I am not 100% certain about this, but I am guessing that my Irish ancestors migrated to the US during the potato famine. They all came here during the first half of 1800s. I have four connections back to Ireland from the 1800s: O'Neill, Harney, McKenna and Anderson (Scots Irish). I feel so fortunate that they were able to make it to the United States, otherwise I would probably not exist.
Thanks Johnshiel for that banal and oh-so-typical Anglophobic diatribe.
I'm not being peremptory, but to suppose the psyche of an entire nation is predicated on some ethnic grudge is moronic beyond belief.
Enemy ownership of the land and control of the laws was in full exercise in the 1700's, before the Act of Union and the dissolution of an elected Irish gov't in Dublin. Weren't the Penal Laws at their zenith in the late 1700's? The arrogance and ugliness of English imperialism is to blame. "We deserve your lands and your dehumanization because, well, we're English!"
Trust an Englishman to tell you what the Irish are thinking. Or to deliver a timeline that informs them how and when they must put the past behind them like ToryTory just did. They have always been so insightful in this regard.

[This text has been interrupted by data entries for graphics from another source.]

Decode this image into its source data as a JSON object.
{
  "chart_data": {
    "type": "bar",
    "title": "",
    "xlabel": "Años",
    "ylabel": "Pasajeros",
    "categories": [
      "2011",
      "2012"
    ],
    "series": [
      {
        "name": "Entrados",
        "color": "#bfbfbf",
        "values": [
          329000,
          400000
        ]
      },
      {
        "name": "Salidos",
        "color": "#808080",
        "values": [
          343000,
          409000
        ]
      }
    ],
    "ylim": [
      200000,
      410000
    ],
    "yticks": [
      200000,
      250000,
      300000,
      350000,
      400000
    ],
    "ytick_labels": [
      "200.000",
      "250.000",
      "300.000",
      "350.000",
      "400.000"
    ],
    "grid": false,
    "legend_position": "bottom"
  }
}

Steady on the melodrama, Cahir! They didn't starve in their millions (ie pl). Only approx one million (ie sing) starved. The Act of Union, 1800-1922 abolished Grattan's [Protestant Landed Gentry] Parliament in Dublin, with a little help of British bribes and peerages. It called protectionism, or nobbling a competitor. The great contemporary employment hunger and its consequent emigrant haemorrhage is in part caused by aficionados of neo-Trevalyanism amongst a native home grown ruling class - in thraldom to their former colonial paymasters. Redcoats have been replaced by greenjackets. The Lisbon Treaty was the new act of union. And debt entrapment is the new imperialsm! Hunger strikes in modern Irish history are quite probably unconscious repetition compulsions of the The Great Starvation. Since partial independence, partitionist party mode has been identification with the aggressor. TDs who draw down on over generous expense accounts whilst having real estate portfolios in excess of 40 properties may be overcompensating for a Famine syndrome. Or they just be plaiin greedy? (How many bags of spuds do you need in the attic to overprovision?) And just as those who do not remember the past are condemned to repeat it, so too are those who prevailed in any given struggle in a position to revise it, ie the establishment. PS The potatoe blight didn't just affect Ireland, (or parts of Scotland, Wales or England). It also impacted the mainland!
"The past is in the past..." Is that the reason for the continuing displays of loyalist triumphalism every 12th? Is this why they cannot accept democratically elected Sinn Fein in government?
Mainland brits are more like the Irish than you ever care to know get it right torytory
The past is in the past...
Tory brit, and you claim to know the thinking of the contemporary Irish.